Sony's mobile division swings from loss to profit as Android fortunes improve

The company's camera division didn't do quite as well, with sales down 10 percent relative to the same period in 2012. Still, the imaging team brought in $82 million of Sony's operating income during the present quarter, so the segment remains an overall positive for the company's bottom line. Sony says it's shifting away from the rapidly diminishing point-and-shoot market and will introduce more models in its high-end RX range in search of greater profit margins in the future.

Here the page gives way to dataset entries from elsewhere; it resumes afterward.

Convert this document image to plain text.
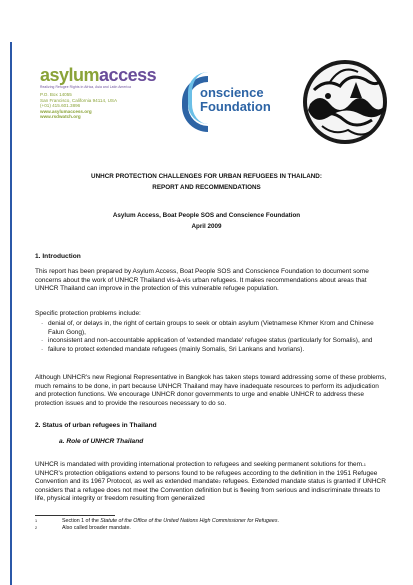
asylumaccess
Realizing Refugee Rights in Africa, Asia and Latin America
P.O. Box 14055
San Francisco, California 94114, USA
(+01) 415.601.3896
www.asylumaccess.org
www.rsdwatch.org
onscience
Foundation
UNHCR PROTECTION CHALLENGES FOR URBAN REFUGEES IN THAILAND:
REPORT AND RECOMMENDATIONS
Asylum Access, Boat People SOS and Conscience Foundation
April 2009
1. Introduction
This report has been prepared by Asylum Access, Boat People SOS and Conscience Foundation to document some concerns about the work of UNHCR Thailand vis-à-vis urban refugees. It makes recommendations about areas that UNHCR Thailand can improve in the protection of this vulnerable refugee population.
Specific protection problems include:
· denial of, or delays in, the right of certain groups to seek or obtain asylum (Vietnamese Khmer Krom and Chinese Falun Gong),
· inconsistent and non-accountable application of 'extended mandate' refugee status (particularly for Somalis), and
· failure to protect extended mandate refugees (mainly Somalis, Sri Lankans and Ivorians).
Although UNHCR's new Regional Representative in Bangkok has taken steps toward addressing some of these problems, much remains to be done, in part because UNHCR Thailand may have inadequate resources to perform its adjudication and protection functions. We encourage UNHCR donor governments to urge and enable UNHCR to address these protection issues and to provide the resources necessary to do so.
2. Status of urban refugees in Thailand
a. Role of UNHCR Thailand
UNHCR is mandated with providing international protection to refugees and seeking permanent solutions for them.$^1$ UNHCR's protection obligations extend to persons found to be refugees according to the definition in the 1951 Refugee Convention and its 1967 Protocol, as well as extended mandate$^2$ refugees. Extended mandate status is granted if UNHCR considers that a refugee does not meet the Convention definition but is fleeing from serious and indiscriminate threats to life, physical integrity or freedom resulting from generalized
1	Section 1 of the Statute of the Office of the United Nations High Commissioner for Refugees.
2	Also called broader mandate.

Expect more RX cameras as Sony moves its compacts into the high end

Sales in Sony's gaming division were essentially unchanged year-on-year, however the company registered a $149 million operating loss from the unit. The loss was attributed to increased research and development costs related to the PS4. The introduction of the new console can't seem to come soon enough for Sony, which saw shrinking sales of the PlayStation 3 and PlayStation 2 as well as its PSP portable console. Those were offset by better software sales and the aforementioned weakening of the yen to result in the same revenue for the gaming group as last year. But the need for fresh hardware to drive sales is evidently there.

For the year up to April 2014, Sony forecasts it'll earn roughly half a billion dollars in profit. Should those plans pan out, the company will have improved on its 2012-2013 fiscal performance by 16 percent and, perhaps more importantly, will have registered a second consecutive year of being in the black. Sony reiterates the need to turn its TV division around (though 4K TVs have apparently already had a positive impact), while underscoring the importance of smartphones to its continued wellbeing. At present, the mobile division is in buoyant health, with the Xperia A capturing "the number one market share for sales in Japan." Now it's a matter of bringing more of the same more regularly.